In support of Mata, the National Immigrant Justice Center (“NIJC”) argues that motions to reopen for immigration cases have historically served an important function in the legal system.Specifically, the NIJC explains, “[m]otions to reopen, and judicial review thereof, continue to serve the important purpose of ensur[ing] a proper and lawful disposition of a removal matter.” The NIJC contends that, even in discretionary matters, judicial review is necessary to ensure “the fairness and substantive legality of the system.” The NIJC further supports its claim by explaining that removal matters can have very weighty implications, such as the loss of property and life.

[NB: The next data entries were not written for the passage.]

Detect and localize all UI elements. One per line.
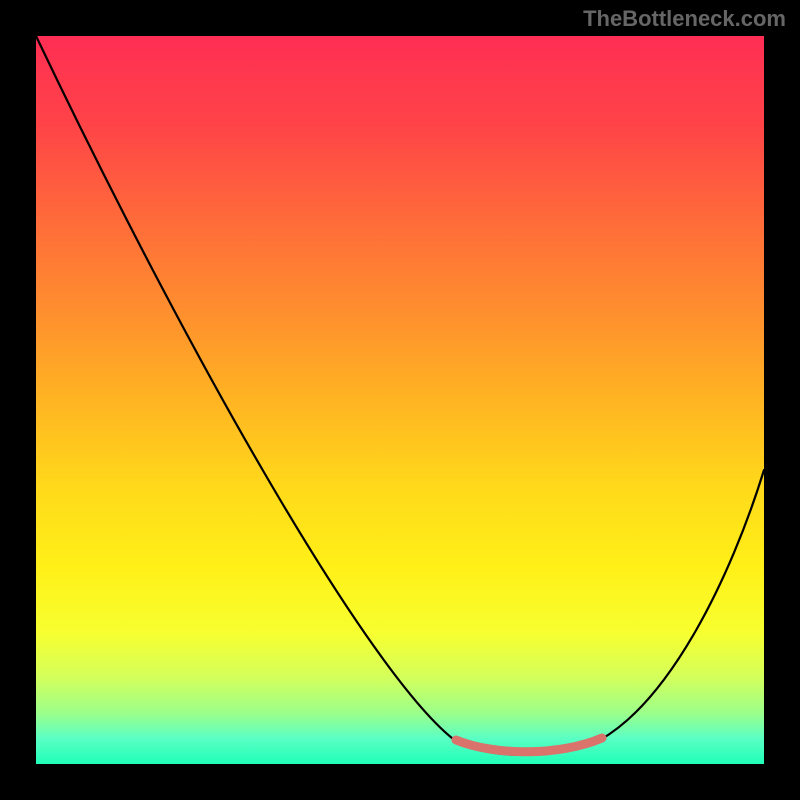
- bottleneck-curve: [36, 36, 764, 755]
- chart-container: TheBottleneck.com: [0, 0, 800, 800]
- curve-layer: [0, 0, 800, 800]
- watermark-text: TheBottleneck.com: [583, 6, 786, 32]
- valley-marker: [456, 738, 602, 752]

Peterson, in support of the Fifth Circuit’s judgment, contends that the fairness and legality of the immigration system will not be impaired because the circuit courts don’t have jurisdiction to review the BIA’s decision not to reopen the proceeding sua sponte. Specifically, Peterson explains that there are “no judicially manageable standards . . . for reviewing such a decision, which is committed to agency discretion by law.” Peterson further adds granting this jurisdiction would impair the immigration system because, if the Supreme Court transforms BIA’s currently unreviewable decision to a reviewable one by virtue of non-binding precedent, agencies would be discouraged from adequately “explaining their decisions.” In particular, Peterson argues that, if dicta of prior decisions based on discretionary authority is open to be used as future binding standards, agencies will be reluctant to explain their fact-specific decisions out of fear that they it will become binding precedent.

Conclusion 

The Supreme Court has the opportunity to decide if the federal courts of appeals have jurisdiction to review BIA decisions to deny a request to equitably toll the 90-day deadline on a motion to reopen as a result of ineffective assistance of counsel. Peterson, amicus appointed by the Court to argue the case, contends that the Fifth Circuit properly construed Mata’s request to reopen his removal proceeding as an invitation to the BIA to reopen the proceeding sua sponte, and that the courts of appeals lack jurisdiction to review the BIA’s decision whether to exercise its sua sponte power. However, Mata contends that the Fifth Circuit erred in assuming that a petition for equitable tolling, on the basis of ineffective assistance of counsel, implies an invocation of the BIA’s sua sponte power and claims that Congress specifically conferred jurisdiction to the courts of appeals over petitions for review of final orders of removal and BIA decisions on motions to reopen removal proceedings. Holder agrees with Mata that the Fifth Circuit erred in construing Mata’s request to reopen his removal proceeding and that Congress provided the courts of appeals with jurisdiction to review the BIA’s final orders and decisions. Holder further argues that the Fifth Circuit should review the BIA’s decision under a deferential abuse-of-discretion standard. The Supreme Court’s ruling implicates the due process rights of non-citizens and the fairness and substantive legality of the immigration system.